Music genre and type of dance

Dhamail (ধামাইল), or Dhamal (ধামাল), is a form of [Sylheti] folk music and dance prevalent in the Mymensingh and Sylhet regions of northeastern Bengal, in present-day Bangladesh.

==History==
The word, dhamal or dhamail, can be traced back centuries. It can be found in the works of 14th-century poet Chandidas of Birbhum, 16th-century poet Dawlat Wazir Bahram Khan of Chittagong as well as 17th-century poet Daulat Qazi of Chittagong.

The folk music composers Radharaman Dutta and Arkum Shah have been cited as having introduced the dhamail dance tradition to the Sylhet region.

==Encompassment==
It accompanies the use of mirdanga, kartals and many other musical instruments which are usually played by the men while the dance is being performed. This dance form is similar to musical chairs, where one by one the dancers are removed by the dancers who can dance very fast as the beats gear up the speed. This dance form mainly relates the love of Radha and Krishna and the inner significance of this dance form is that the newly wedded couple must unite their souls in such fashion.

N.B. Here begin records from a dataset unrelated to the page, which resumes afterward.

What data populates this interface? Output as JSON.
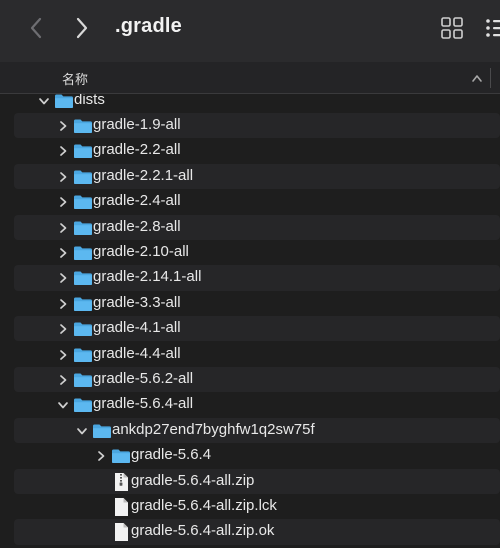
{
  "window": {
    "title": ".gradle",
    "back_icon": "chevron-left-icon",
    "forward_icon": "chevron-right-icon",
    "view_icons": [
      "grid-view-icon",
      "list-view-icon"
    ]
  },
  "header": {
    "name_column": "名称",
    "sort_icon": "chevron-up-icon"
  },
  "rows": [
    {
      "label": "dists",
      "depth": 0,
      "kind": "folder",
      "expanded": true
    },
    {
      "label": "gradle-1.9-all",
      "depth": 1,
      "kind": "folder",
      "expanded": false
    },
    {
      "label": "gradle-2.2-all",
      "depth": 1,
      "kind": "folder",
      "expanded": false
    },
    {
      "label": "gradle-2.2.1-all",
      "depth": 1,
      "kind": "folder",
      "expanded": false
    },
    {
      "label": "gradle-2.4-all",
      "depth": 1,
      "kind": "folder",
      "expanded": false
    },
    {
      "label": "gradle-2.8-all",
      "depth": 1,
      "kind": "folder",
      "expanded": false
    },
    {
      "label": "gradle-2.10-all",
      "depth": 1,
      "kind": "folder",
      "expanded": false
    },
    {
      "label": "gradle-2.14.1-all",
      "depth": 1,
      "kind": "folder",
      "expanded": false
    },
    {
      "label": "gradle-3.3-all",
      "depth": 1,
      "kind": "folder",
      "expanded": false
    },
    {
      "label": "gradle-4.1-all",
      "depth": 1,
      "kind": "folder",
      "expanded": false
    },
    {
      "label": "gradle-4.4-all",
      "depth": 1,
      "kind": "folder",
      "expanded": false
    },
    {
      "label": "gradle-5.6.2-all",
      "depth": 1,
      "kind": "folder",
      "expanded": false
    },
    {
      "label": "gradle-5.6.4-all",
      "depth": 1,
      "kind": "folder",
      "expanded": true
    },
    {
      "label": "ankdp27end7byghfw1q2sw75f",
      "depth": 2,
      "kind": "folder",
      "expanded": true
    },
    {
      "label": "gradle-5.6.4",
      "depth": 3,
      "kind": "folder",
      "expanded": false
    },
    {
      "label": "gradle-5.6.4-all.zip",
      "depth": 3,
      "kind": "zip"
    },
    {
      "label": "gradle-5.6.4-all.zip.lck",
      "depth": 3,
      "kind": "file"
    },
    {
      "label": "gradle-5.6.4-all.zip.ok",
      "depth": 3,
      "kind": "file"
    }
  ],
  "colors": {
    "folder": "#5cb8f0",
    "folder_tab": "#4aa6e0",
    "file": "#f2f2f2"
  }
}
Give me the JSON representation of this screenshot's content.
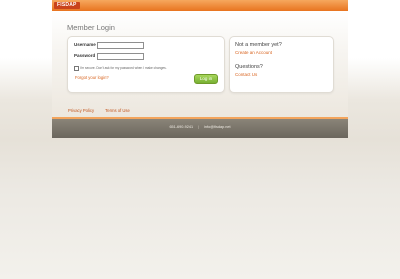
{
  "header": {
    "logo_text": "FISDAP"
  },
  "login": {
    "title": "Member Login",
    "username_label": "Username",
    "password_label": "Password",
    "remember_label": "I'm secure. Don't ask for my password when I make changes.",
    "forgot_link": "Forgot your login?",
    "submit_label": "Log in"
  },
  "side": {
    "not_member": "Not a member yet?",
    "create_account": "Create an Account",
    "questions": "Questions?",
    "contact_us": "Contact Us"
  },
  "footer": {
    "privacy": "Privacy Policy",
    "terms": "Terms of Use",
    "phone": "651-690-9241",
    "email": "info@fisdap.net"
  },
  "colors": {
    "accent": "#e8741f",
    "link": "#d8631e",
    "button": "#8cc440",
    "footer_bar": "#7a756b"
  }
}
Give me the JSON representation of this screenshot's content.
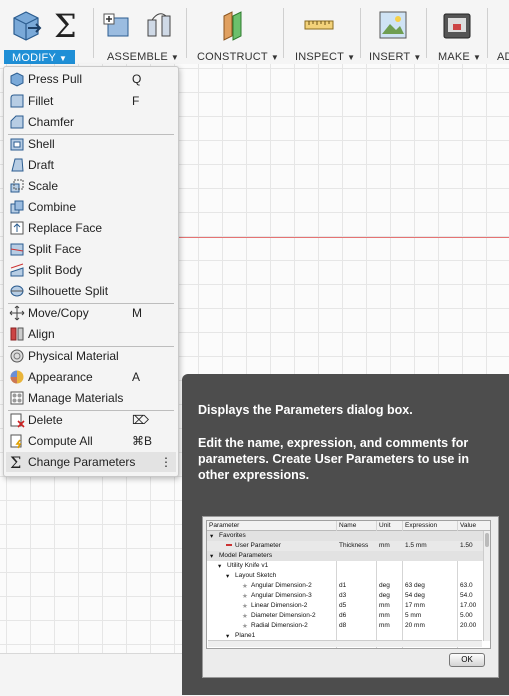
{
  "toolbar": {
    "groups": [
      {
        "label": "MODIFY",
        "active": true
      },
      {
        "label": "ASSEMBLE"
      },
      {
        "label": "CONSTRUCT"
      },
      {
        "label": "INSPECT"
      },
      {
        "label": "INSERT"
      },
      {
        "label": "MAKE"
      },
      {
        "label": "AD"
      }
    ]
  },
  "menu": {
    "items": [
      {
        "label": "Press Pull",
        "key": "Q",
        "icon": "press-pull-icon"
      },
      {
        "label": "Fillet",
        "key": "F",
        "icon": "fillet-icon"
      },
      {
        "label": "Chamfer",
        "key": "",
        "icon": "chamfer-icon"
      },
      {
        "label": "Shell",
        "key": "",
        "icon": "shell-icon"
      },
      {
        "label": "Draft",
        "key": "",
        "icon": "draft-icon"
      },
      {
        "label": "Scale",
        "key": "",
        "icon": "scale-icon"
      },
      {
        "label": "Combine",
        "key": "",
        "icon": "combine-icon"
      },
      {
        "label": "Replace Face",
        "key": "",
        "icon": "replace-face-icon"
      },
      {
        "label": "Split Face",
        "key": "",
        "icon": "split-face-icon"
      },
      {
        "label": "Split Body",
        "key": "",
        "icon": "split-body-icon"
      },
      {
        "label": "Silhouette Split",
        "key": "",
        "icon": "silhouette-split-icon"
      },
      {
        "label": "Move/Copy",
        "key": "M",
        "icon": "move-copy-icon"
      },
      {
        "label": "Align",
        "key": "",
        "icon": "align-icon"
      },
      {
        "label": "Physical Material",
        "key": "",
        "icon": "physical-material-icon"
      },
      {
        "label": "Appearance",
        "key": "A",
        "icon": "appearance-icon"
      },
      {
        "label": "Manage Materials",
        "key": "",
        "icon": "manage-materials-icon"
      },
      {
        "label": "Delete",
        "key": "⌦",
        "icon": "delete-icon"
      },
      {
        "label": "Compute All",
        "key": "⌘B",
        "icon": "compute-all-icon"
      },
      {
        "label": "Change Parameters",
        "key": "⋮",
        "icon": "change-parameters-icon"
      }
    ]
  },
  "tooltip": {
    "line1": "Displays the Parameters dialog box.",
    "line2": "Edit the name, expression, and comments for parameters. Create User Parameters to use in other expressions."
  },
  "dialog": {
    "headers": [
      "Parameter",
      "Name",
      "Unit",
      "Expression",
      "Value"
    ],
    "rows": [
      {
        "param": "Favorites",
        "name": "",
        "unit": "",
        "expr": "",
        "value": "",
        "kind": "grp",
        "indent": 0
      },
      {
        "param": "User Parameter",
        "name": "Thickness",
        "unit": "mm",
        "expr": "1.5 mm",
        "value": "1.50",
        "kind": "hl",
        "indent": 2
      },
      {
        "param": "Model Parameters",
        "name": "",
        "unit": "",
        "expr": "",
        "value": "",
        "kind": "grp",
        "indent": 0
      },
      {
        "param": "Utility Knife v1",
        "name": "",
        "unit": "",
        "expr": "",
        "value": "",
        "kind": "",
        "indent": 1
      },
      {
        "param": "Layout Sketch",
        "name": "",
        "unit": "",
        "expr": "",
        "value": "",
        "kind": "",
        "indent": 2
      },
      {
        "param": "Angular Dimension-2",
        "name": "d1",
        "unit": "deg",
        "expr": "63 deg",
        "value": "63.0",
        "kind": "",
        "indent": 4
      },
      {
        "param": "Angular Dimension-3",
        "name": "d3",
        "unit": "deg",
        "expr": "54 deg",
        "value": "54.0",
        "kind": "",
        "indent": 4
      },
      {
        "param": "Linear Dimension-2",
        "name": "d5",
        "unit": "mm",
        "expr": "17 mm",
        "value": "17.00",
        "kind": "",
        "indent": 4
      },
      {
        "param": "Diameter Dimension-2",
        "name": "d6",
        "unit": "mm",
        "expr": "5 mm",
        "value": "5.00",
        "kind": "",
        "indent": 4
      },
      {
        "param": "Radial Dimension-2",
        "name": "d8",
        "unit": "mm",
        "expr": "20 mm",
        "value": "20.00",
        "kind": "",
        "indent": 4
      },
      {
        "param": "Plane1",
        "name": "",
        "unit": "",
        "expr": "",
        "value": "",
        "kind": "",
        "indent": 2
      }
    ],
    "ok_label": "OK"
  }
}
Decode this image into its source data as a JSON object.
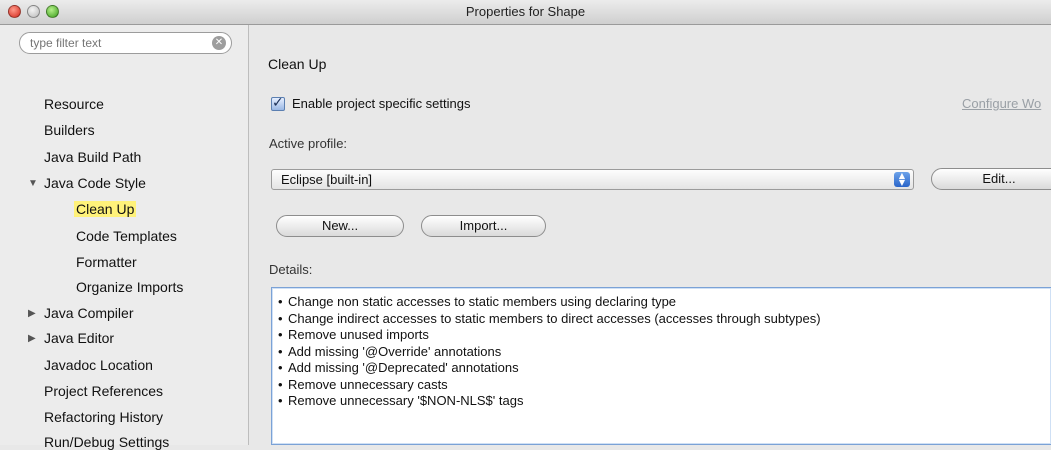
{
  "window": {
    "title": "Properties for Shape"
  },
  "filter": {
    "placeholder": "type filter text"
  },
  "sidebar": {
    "items": [
      {
        "label": "Resource"
      },
      {
        "label": "Builders"
      },
      {
        "label": "Java Build Path"
      },
      {
        "label": "Java Code Style",
        "expanded": true
      },
      {
        "label": "Clean Up",
        "selected": true
      },
      {
        "label": "Code Templates"
      },
      {
        "label": "Formatter"
      },
      {
        "label": "Organize Imports"
      },
      {
        "label": "Java Compiler",
        "collapsed": true
      },
      {
        "label": "Java Editor",
        "collapsed": true
      },
      {
        "label": "Javadoc Location"
      },
      {
        "label": "Project References"
      },
      {
        "label": "Refactoring History"
      },
      {
        "label": "Run/Debug Settings"
      }
    ]
  },
  "main": {
    "title": "Clean Up",
    "enable_label": "Enable project specific settings",
    "enable_checked": true,
    "configure_link": "Configure Wo",
    "active_profile_label": "Active profile:",
    "profile_value": "Eclipse [built-in]",
    "edit_button": "Edit...",
    "new_button": "New...",
    "import_button": "Import...",
    "details_label": "Details:",
    "details": [
      "Change non static accesses to static members using declaring type",
      "Change indirect accesses to static members to direct accesses (accesses through subtypes)",
      "Remove unused imports",
      "Add missing '@Override' annotations",
      "Add missing '@Deprecated' annotations",
      "Remove unnecessary casts",
      "Remove unnecessary '$NON-NLS$' tags"
    ]
  },
  "colors": {
    "selection": "#fff27a",
    "accent": "#2a65c9"
  }
}
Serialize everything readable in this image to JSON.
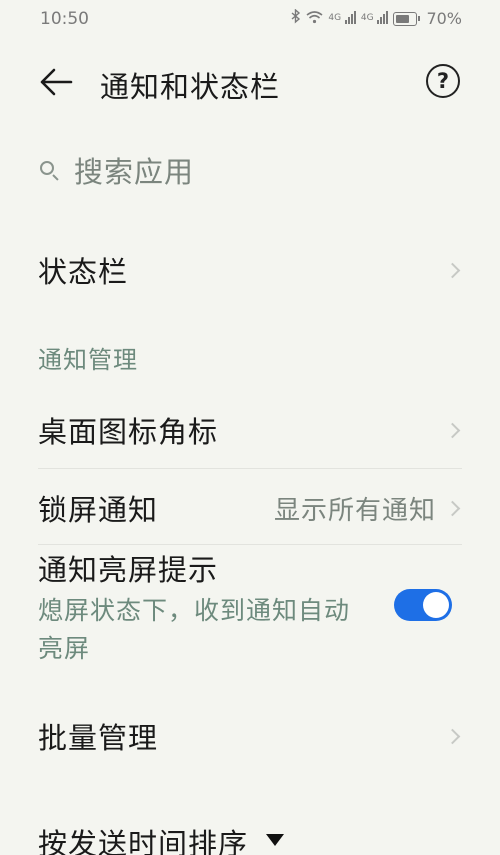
{
  "status_bar": {
    "time": "10:50",
    "battery": "70%",
    "net1": "4G",
    "net2": "4G",
    "icons": [
      "bluetooth-icon",
      "wifi-icon",
      "signal-icon",
      "signal-icon",
      "battery-icon"
    ]
  },
  "header": {
    "title": "通知和状态栏",
    "back_icon": "arrow-left-icon",
    "help_icon": "help-circle-icon",
    "help_glyph": "?"
  },
  "search": {
    "placeholder": "搜索应用",
    "icon": "search-icon"
  },
  "rows": {
    "status_bar": "状态栏",
    "section_title": "通知管理",
    "desktop_badge": "桌面图标角标",
    "lock_screen": "锁屏通知",
    "lock_screen_value": "显示所有通知",
    "wake_screen": "通知亮屏提示",
    "wake_screen_desc": "熄屏状态下，收到通知自动亮屏",
    "wake_screen_enabled": true,
    "batch_manage": "批量管理",
    "sort_by": "按发送时间排序"
  },
  "colors": {
    "accent": "#1e6fe6",
    "section": "#6d8a7d",
    "background": "#f4f5f0"
  }
}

The song and dance is mainly performed by the womenfolk during marriages and other auspicious occasions. The ladies moves in circle, clapping their hands to the beat of the music. The songs are first sung by the leader and then the others join the chorus. The lyrics mainly relate to Shyam (Krishna) and Radha. Gradually the tempo and dynamics increase to a peak. Breaks are then given so that the ladies can have paan, areca nut and/or tea.